A drug gang’s rap videos led to murder charges
After a months-long investigation, the last man wanted for murder was arrested. It was the culmination of a mounting pile of evidence against a local gang suspected of drug trafficking, straw purchases, and at least two shootings, police said.
For two years, a Pottstown gang known for violence and drug dealing was careful to evade detection, authorities said, using rental cars to commit crimes and hiring people in drug addiction to buy their guns.
But the BGB gang also made rap videos and filmed its members holding drugs and guns. And that led to the arrest of four men on murder charges.
One of the videos the gang made at a drab apartment complex in the borough clearly showed the number of the apartment unit to which members fled moments after killing a man in late March, authorities said Friday.
The four men are charged in the death of Keith Robinson, who was shot multiple times in the front seat of his car on a Pottstown street.
Kyshan Brinkley, 23; Jacquan Lee, 26; Elijah Davis, 18; and Derrick Goins, 26, face charges of first- and third-degree murder, conspiracy to commit murder, and gun crimes. Goins, who had eluded police since Aug. 1, was arrested this week, the last of the four to be apprehended.

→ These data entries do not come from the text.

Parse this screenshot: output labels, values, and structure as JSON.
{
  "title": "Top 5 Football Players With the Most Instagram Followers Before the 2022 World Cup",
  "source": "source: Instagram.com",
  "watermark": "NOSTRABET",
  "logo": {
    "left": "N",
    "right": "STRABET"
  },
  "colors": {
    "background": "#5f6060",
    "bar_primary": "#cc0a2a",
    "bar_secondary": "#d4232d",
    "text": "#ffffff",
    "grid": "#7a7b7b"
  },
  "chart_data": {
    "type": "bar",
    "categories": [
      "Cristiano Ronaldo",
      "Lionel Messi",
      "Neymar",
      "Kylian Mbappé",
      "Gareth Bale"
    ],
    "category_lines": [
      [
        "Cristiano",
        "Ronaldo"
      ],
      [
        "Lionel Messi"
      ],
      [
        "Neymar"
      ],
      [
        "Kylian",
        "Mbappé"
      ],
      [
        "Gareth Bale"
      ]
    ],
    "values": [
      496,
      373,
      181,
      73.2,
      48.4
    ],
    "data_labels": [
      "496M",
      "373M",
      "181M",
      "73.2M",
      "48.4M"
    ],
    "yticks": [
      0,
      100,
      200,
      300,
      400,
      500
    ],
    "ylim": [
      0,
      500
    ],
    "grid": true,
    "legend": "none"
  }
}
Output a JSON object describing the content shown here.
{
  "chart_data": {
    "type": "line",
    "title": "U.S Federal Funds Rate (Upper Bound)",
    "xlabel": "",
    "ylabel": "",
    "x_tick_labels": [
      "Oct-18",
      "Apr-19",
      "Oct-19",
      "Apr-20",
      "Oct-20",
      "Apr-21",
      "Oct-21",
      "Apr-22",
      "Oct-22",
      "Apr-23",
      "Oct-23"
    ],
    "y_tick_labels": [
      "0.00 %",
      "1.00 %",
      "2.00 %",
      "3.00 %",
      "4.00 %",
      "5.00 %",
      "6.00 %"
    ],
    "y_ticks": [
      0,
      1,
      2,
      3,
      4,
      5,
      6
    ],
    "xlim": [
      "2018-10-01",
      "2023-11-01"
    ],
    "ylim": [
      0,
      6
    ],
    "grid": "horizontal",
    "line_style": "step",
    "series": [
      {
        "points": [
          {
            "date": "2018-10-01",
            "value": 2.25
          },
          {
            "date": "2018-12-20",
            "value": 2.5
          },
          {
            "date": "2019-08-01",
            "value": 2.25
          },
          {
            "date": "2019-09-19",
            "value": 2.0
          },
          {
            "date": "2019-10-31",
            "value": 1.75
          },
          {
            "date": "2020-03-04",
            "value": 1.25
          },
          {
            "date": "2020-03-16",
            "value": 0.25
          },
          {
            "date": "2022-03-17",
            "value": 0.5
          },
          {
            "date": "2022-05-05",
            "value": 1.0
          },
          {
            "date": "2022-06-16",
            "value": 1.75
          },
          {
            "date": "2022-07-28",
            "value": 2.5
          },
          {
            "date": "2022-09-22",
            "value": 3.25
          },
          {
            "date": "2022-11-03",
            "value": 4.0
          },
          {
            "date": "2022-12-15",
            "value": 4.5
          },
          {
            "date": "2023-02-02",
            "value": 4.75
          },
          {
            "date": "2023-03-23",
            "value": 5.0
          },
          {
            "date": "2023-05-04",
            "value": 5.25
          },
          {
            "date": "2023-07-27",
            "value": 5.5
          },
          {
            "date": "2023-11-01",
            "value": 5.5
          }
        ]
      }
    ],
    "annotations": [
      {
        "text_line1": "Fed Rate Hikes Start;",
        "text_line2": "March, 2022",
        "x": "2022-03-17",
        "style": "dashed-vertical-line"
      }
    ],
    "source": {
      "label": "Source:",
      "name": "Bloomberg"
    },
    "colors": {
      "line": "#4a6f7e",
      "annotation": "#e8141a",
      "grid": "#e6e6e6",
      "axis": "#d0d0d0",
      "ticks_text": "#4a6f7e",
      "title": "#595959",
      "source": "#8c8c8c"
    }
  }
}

Shortly before 11 p.m. March 30, authorities said, Robinson, 41, of Pottstown, was sitting in his Infiniti SUV on a residential street when 10 bullets fired in rapid succession shattered the passenger window.
For months before his death, Robinson’s girlfriend of two years told investigators, he had feared the men of BGB. In the past, he’d refused to sell Percocet to one of them. Then he heard he was on the gang’s kill list.
As Robinson sat dying in his car, .40-caliber casings lay on the ground. About 500 feet from the crime scene, investigators found a small black jacket in the trash.
A witness told police he had seen a slim man dressed in black “pacing back and forth” in a nearby alley about 20 minutes before Robinson was shot. Surveillance footage showed a man running from the shooting scene. The witness picked Goins out of a photo lineup.
At 11 p.m., seven minutes after officers were called to the scene of the shooting, police said, BGB members drove to an apartment complex on Manatawny Street, where they had a unit they used to sell drugs, store guns, and make their music videos.
Five people spilled out of a black Dodge Caravan Goins had rented the day before the murder and ran into the apartment, police said. They came out minutes later and drove to a nearby gas station, where Goins got out of the passenger seat of the car. He was dressed in black.
Soon after, the group took off for a nightclub in North Philadelphia, where Goins stayed for hours before returning to Pottstown.
Robinson’s death was ruled a homicide the same day.
For months, Montgomery County detectives and Pottstown police had been investigating the BGB gang, studying the videos gang members recorded of themselves holding bags of drugs and wielding guns. Investigators probing Robinson’s death interviewed a man who had been at the gang’s hangout hours before the shooting and taken a cell phone photo of four semi-automatic handguns that investigators later determined may have been used to kill Robinson.
A subsequent search of the apartment led police to seize a loaded Colt .45 semiautomatic pistol, a Glock magazine and bullets, and ammunition that matched the casings at the murder scene.